Итак, все началось сначала. Экзегет оказался несоизмеримо более проницательным и дотошным дознавателем и, побывав моим Наставником, знал, как проникнуть в самую глубь и затронуть самые личные уголки сознания… но лишь Д'Нателя. Кейрона он не знал вовсе.
К тому времени, как он закончил, я наполовину потерял способность воспринимать действительность, улавливая лишь жалкие обрывки их рассуждений. У Мадьялар и Экзегета была некая договоренность с лордами Зев'На. Мальчик каким-то образом нарушил равновесие. Что-то из того, что я рассказал Экзегету, прояснило для него, почему этот ребенок так важен. Мадьялар жаждала выяснить, в чем же дело, и я сам тоже, но сон одолел меня прежде, чем я это услышал.

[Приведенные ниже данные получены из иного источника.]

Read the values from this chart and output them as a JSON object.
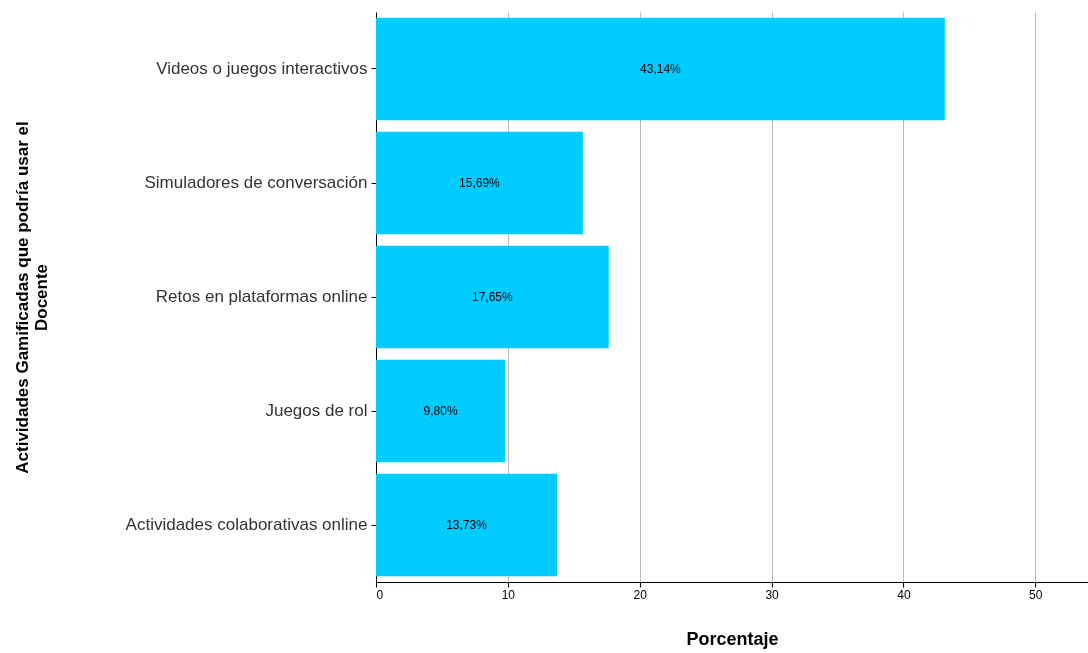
{
  "chart_data": {
    "type": "bar",
    "orientation": "horizontal",
    "xlabel": "Porcentaje",
    "ylabel": "Actividades Gamificadas que podría usar el Docente",
    "categories": [
      "Videos o juegos interactivos",
      "Simuladores de conversación",
      "Retos en plataformas online",
      "Juegos de rol",
      "Actividades colaborativas online"
    ],
    "values": [
      43.14,
      15.69,
      17.65,
      9.8,
      13.73
    ],
    "value_labels": [
      "43,14%",
      "15,69%",
      "17,65%",
      "9,80%",
      "13,73%"
    ],
    "color": "#00ccff",
    "xlim": [
      0,
      54
    ],
    "xticks": [
      0,
      10,
      20,
      30,
      40,
      50
    ],
    "grid": "x"
  }
}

Какой бы ни была причина — возможно, в обмен на знание об этом его открытии, — но Мадьялар отдала меня на попечение Экзегету. Я боролся с отупением и тошнотой, вызванными манглитом, дымом и желчью самообвинения, пока меня то ли несли, то ли волокли по переходам и по холодному свежему воздуху. Наконец меня свалили на слишком для меня короткий тюфяк. Один лишь затуманенный взгляд подсказал мне, что я лежу в той же самой комнате, где спал все три самых проклятых года моего мрачного детства. Жилище Экзегета в Доме Наставников дар'нети. Когда же я уже проваливался в беспамятство, тихий недобрый голос прозвучал в моей голове.
ГЛАВА 25
Постель была словно каменная, а я лежал, запутавшись в удушливом узле из одежды и одеял, хотя совершенно не собирался шевелиться. Если б я лежал очень спокойно, эти легкие уколы надвигающегося бодрствования снова утонули бы в забытье, и я смог бы проспать целый день. В голове вспыхнуло тревожное понимание, что скоро Дассин начнет трясти меня за плечо, но даже после того, как я отогнал от себя эту мысль, его имя, произнесенное шепотом в моей голове, выдернуло меня из обители снов в царство яви. Дассин уже неделю как мертв. Но в комнате со мной находился кто-то еще. Я чувствовал его дыхание, его пульс, его слабое тепло и колебания воздуха, говорившие мне о его присутствии.
— Давай, давай, Д'Натель, ты слишком большой, чтобы прятаться от меня и дальше. У тебя это никогда толком не получалось.